Our third co-design workshop begun with a collective reflexive session followed by Martin’s reflections upon the Erasmus students’ walk trial. One of the key insights shared here was that the tool gave them structure. This leads to empowering its users and simultaneously, by restricting certain actions, focusing and producing efficacy (Calvo, 2017). As one of the participants said: “it was very powerful using this because the tool gave us structure and the individuality came from me about how I did the tour. But it gave me structure and allowed me a degree of freedom but with some guidelines. It gave me much more confidence doing this”. This insight aligns with Er (2014) who states that tools have the ability to guide those who use them but that they also influence the way in which people approach such activity.
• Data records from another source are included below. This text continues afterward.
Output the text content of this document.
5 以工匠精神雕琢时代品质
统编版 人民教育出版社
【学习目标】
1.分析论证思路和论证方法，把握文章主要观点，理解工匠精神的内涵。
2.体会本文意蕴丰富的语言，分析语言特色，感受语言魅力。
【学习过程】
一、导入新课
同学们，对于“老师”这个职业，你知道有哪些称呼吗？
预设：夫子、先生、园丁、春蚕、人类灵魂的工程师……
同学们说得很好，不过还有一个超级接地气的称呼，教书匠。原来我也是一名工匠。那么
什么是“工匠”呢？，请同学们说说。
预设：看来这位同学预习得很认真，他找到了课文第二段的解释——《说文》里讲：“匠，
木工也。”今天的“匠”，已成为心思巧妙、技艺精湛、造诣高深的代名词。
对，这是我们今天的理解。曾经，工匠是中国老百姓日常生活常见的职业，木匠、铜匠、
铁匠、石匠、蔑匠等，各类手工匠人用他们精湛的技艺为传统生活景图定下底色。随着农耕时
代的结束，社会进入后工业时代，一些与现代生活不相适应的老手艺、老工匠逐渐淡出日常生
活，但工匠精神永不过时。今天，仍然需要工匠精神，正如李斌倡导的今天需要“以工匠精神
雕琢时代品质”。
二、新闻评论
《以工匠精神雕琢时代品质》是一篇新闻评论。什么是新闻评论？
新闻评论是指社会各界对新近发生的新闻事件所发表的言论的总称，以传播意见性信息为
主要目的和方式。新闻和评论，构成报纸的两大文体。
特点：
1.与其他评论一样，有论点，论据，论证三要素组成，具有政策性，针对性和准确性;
After this, we divided into groups of three or four people and we spent the rest of the workshop co-designing new iterations of the tool enhancing its functions and uses. As a result of this activity, we came up with two postcard tools. Firstly, a short version with two folding postcards – following the first iteration. Secondly, a long version with four folding postcards: one for the walkers as a memory; the second one for capturing reflection-in-action during the walk; the third one to capture reflection-on-action – once people come back to their homes they can send their reflections by post; and the fourth one is an invitation where the participants can actually invite their friends to participate in the following deliberative walk. This week we have been developing these two versions to test tomorrow during the Harvest Festival, one of the most important engagement events for our partner.
Calvo, M. (2017) Reflective Drawing as a Tool for Reflection in Design Research. International Journal of Arts & Design Education. John Wiley & Sons Ltd.
Er, M. (2014) Activity Theory, in D. Coghlan & M. Brydon-Miller [Eds] The Sage Encyclopedia of Action Research 1. London: Sage, pp. 22–25.